Last night, hubby was bitching about how much work it is to take care of our son, and how we should cancel Christmas, since he hasn't done any shopping. He suggested I take care of the boy while he made a last ditch assault on the mall. I countered that he should call our sitter to come over while he shops.

Time passes, he makes no call, and I suggest again. Excuses and procrastination, so I call the sitter and arrange a time. I purposefully completed my Christmas shopping and gift wrapping in advance of surgery, so I opted to take advantage of help and I laid down to rest while baby boy napped, sitter watched tv and daddy shopped.

Hubby came home, baby boy woke up, and I made my way upstairs. Then hubby informs me since I "wouldn't take care of the boy, I needed to pay the sitter." 1) I CAN'T take care of our son fully right now. I had SURGERY and have restrictions 2) I had to PAY someone to take care of our son, so he could go shopping and complain about how much trouble Christmas is for him?

Balls the size of coconuts. A man possessing normal sized balls would not have the chutzpah to charge me for recuperation time.

Bah fucking humbug.
- Posted using BlogPress from my iPad

Sunday, December 2, 2012

"Me Time"

After waking up early with BabyBoy, making him breakfast, and playing for a couple hours, Hubby crawled out of bed.  We took the boy to the zoo for a run in the crappy weather (That sounds like we're taking the dog to the off-leash park, which is kind of exactly how it is).  After the zoo visit, we got some lunch, and I put him down for his nap.

I emptied the dishwasher, setting out bottles, sippy cups, and child plates to air dry, loaded the dirty dishes in, and asked for some "me time" to go to a craft fair at Seattle Center.  A particular vendor was there, and I wanted to take advantage of the show discount to stock up on soap for the shower.  Hubby agreed, and went downstairs to take a nap while BabyBoy slept.

After the craft show, I was walking back to my car in the rain.  I saw an older lady, skipping hand in hand with a young girl who was wearing and elaborate feathered mardi gras mask and a tutu.  They were skipping right through the cross walk, in the pouring down rain.  I wished that my eyes were a camera so I could save that image to share here.  Unfortunately, I can't translate an image from my head to the computer, so this will have to capture the mood.

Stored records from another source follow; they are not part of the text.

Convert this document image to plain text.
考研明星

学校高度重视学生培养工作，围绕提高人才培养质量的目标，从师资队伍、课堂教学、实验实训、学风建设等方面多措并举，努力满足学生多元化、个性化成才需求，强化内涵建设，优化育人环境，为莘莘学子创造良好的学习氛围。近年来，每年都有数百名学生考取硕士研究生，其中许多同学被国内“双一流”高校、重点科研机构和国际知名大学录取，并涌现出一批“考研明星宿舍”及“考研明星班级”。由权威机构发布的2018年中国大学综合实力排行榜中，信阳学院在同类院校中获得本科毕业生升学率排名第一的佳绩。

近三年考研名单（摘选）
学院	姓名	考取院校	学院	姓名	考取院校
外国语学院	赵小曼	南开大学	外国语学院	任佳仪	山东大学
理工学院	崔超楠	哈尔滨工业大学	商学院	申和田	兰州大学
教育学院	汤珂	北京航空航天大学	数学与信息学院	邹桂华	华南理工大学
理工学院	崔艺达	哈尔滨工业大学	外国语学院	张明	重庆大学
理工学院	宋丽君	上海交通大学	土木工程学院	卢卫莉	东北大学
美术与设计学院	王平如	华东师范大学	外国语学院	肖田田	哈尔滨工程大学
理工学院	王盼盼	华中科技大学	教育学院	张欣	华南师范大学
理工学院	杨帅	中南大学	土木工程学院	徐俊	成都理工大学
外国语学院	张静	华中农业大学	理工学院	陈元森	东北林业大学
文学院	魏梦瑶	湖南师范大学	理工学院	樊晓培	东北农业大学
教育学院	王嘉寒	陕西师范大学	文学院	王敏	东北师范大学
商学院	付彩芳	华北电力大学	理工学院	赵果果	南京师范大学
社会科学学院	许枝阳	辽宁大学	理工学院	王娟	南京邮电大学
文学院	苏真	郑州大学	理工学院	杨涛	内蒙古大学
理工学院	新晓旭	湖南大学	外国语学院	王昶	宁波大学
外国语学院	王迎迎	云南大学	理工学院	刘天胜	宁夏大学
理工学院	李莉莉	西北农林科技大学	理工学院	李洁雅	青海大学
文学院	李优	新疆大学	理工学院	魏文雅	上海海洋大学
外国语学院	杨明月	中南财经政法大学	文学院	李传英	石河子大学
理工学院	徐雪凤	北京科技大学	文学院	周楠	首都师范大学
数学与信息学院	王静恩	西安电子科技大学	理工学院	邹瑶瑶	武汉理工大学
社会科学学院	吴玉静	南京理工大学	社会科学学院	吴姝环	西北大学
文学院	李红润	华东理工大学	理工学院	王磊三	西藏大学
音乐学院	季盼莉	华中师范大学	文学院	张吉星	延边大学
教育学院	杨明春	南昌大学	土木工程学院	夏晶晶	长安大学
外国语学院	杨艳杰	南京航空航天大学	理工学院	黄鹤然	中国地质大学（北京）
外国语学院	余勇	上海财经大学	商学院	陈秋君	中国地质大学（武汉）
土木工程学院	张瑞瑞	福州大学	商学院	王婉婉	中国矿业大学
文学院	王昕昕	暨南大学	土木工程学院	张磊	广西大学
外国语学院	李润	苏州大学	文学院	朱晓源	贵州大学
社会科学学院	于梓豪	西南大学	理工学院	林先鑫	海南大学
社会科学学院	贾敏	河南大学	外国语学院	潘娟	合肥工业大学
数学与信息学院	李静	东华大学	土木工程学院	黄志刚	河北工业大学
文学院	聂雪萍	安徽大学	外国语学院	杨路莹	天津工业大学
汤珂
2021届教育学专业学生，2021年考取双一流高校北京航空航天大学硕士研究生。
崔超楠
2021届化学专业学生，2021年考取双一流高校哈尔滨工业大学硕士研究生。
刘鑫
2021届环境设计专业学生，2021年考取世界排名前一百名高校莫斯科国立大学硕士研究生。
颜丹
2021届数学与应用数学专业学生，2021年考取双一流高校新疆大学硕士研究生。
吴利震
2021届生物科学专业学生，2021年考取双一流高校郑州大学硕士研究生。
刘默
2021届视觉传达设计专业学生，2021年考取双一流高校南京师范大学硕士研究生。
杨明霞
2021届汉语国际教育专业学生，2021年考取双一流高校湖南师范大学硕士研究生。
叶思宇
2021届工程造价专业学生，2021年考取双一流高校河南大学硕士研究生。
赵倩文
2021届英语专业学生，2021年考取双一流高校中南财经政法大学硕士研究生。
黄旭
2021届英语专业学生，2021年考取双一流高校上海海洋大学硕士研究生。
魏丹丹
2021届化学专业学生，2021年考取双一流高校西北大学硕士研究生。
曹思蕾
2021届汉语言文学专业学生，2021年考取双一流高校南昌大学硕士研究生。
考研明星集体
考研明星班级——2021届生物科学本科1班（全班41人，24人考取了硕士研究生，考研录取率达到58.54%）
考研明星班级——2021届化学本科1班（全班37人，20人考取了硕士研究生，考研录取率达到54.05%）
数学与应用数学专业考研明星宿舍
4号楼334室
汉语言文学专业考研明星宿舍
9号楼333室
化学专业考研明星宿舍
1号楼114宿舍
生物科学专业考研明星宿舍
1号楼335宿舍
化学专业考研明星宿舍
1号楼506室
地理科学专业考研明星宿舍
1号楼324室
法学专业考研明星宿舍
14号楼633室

My first thought was "sometimes I wish I had a little girl", my next thought was "I hope I can still skip when I have a grandchild."  Lastly, I thought "I want to skip with my son in the rain." 

Frivolous part of "me time" was done, so I made the practical trip to the grocery store.  Milk, Toilet paper, food for dinner, and a few other staples for the house were all on the list.  When I got to the checkout stand, I handed the checker my bags.  I had an Oscar the Grouch bag, and a Thomas and Friends bag that happened to be in my car, so that's what I brought in with me. Apparently, I was also wearing my "please poke fun at me" face.  The checker inclined his head toward my bags of groceries and said "You don't get out much, do you?".  He was right, I don't.  I laughed a little ruefully and said "What was your first clue?"  He said "We don't get a lot of Thomas bags on Lower Queen Anne."

When I got home, the dishwasher had finished it's cycle, and the sink was full of dirty dishes.  There was a bag of garbage blocking the door to get into the house, so I took it out to the garbage cans before I could get in, put away the groceries, unload the dishwasher and put the dirty dishes into the machine for the next load.  Hubby and BabyBoy were in the living room, sitting in the middle of a pile of toys, and watching "How to Train Your Dragon" for the third time in 24 hours.  All nice thoughts from 90 minutes to myself were completely washed out of my head by internal grumbling about delayed chores.

I want to skip in the rain, holding hands with my son.  I'm going to hold onto that for tonight.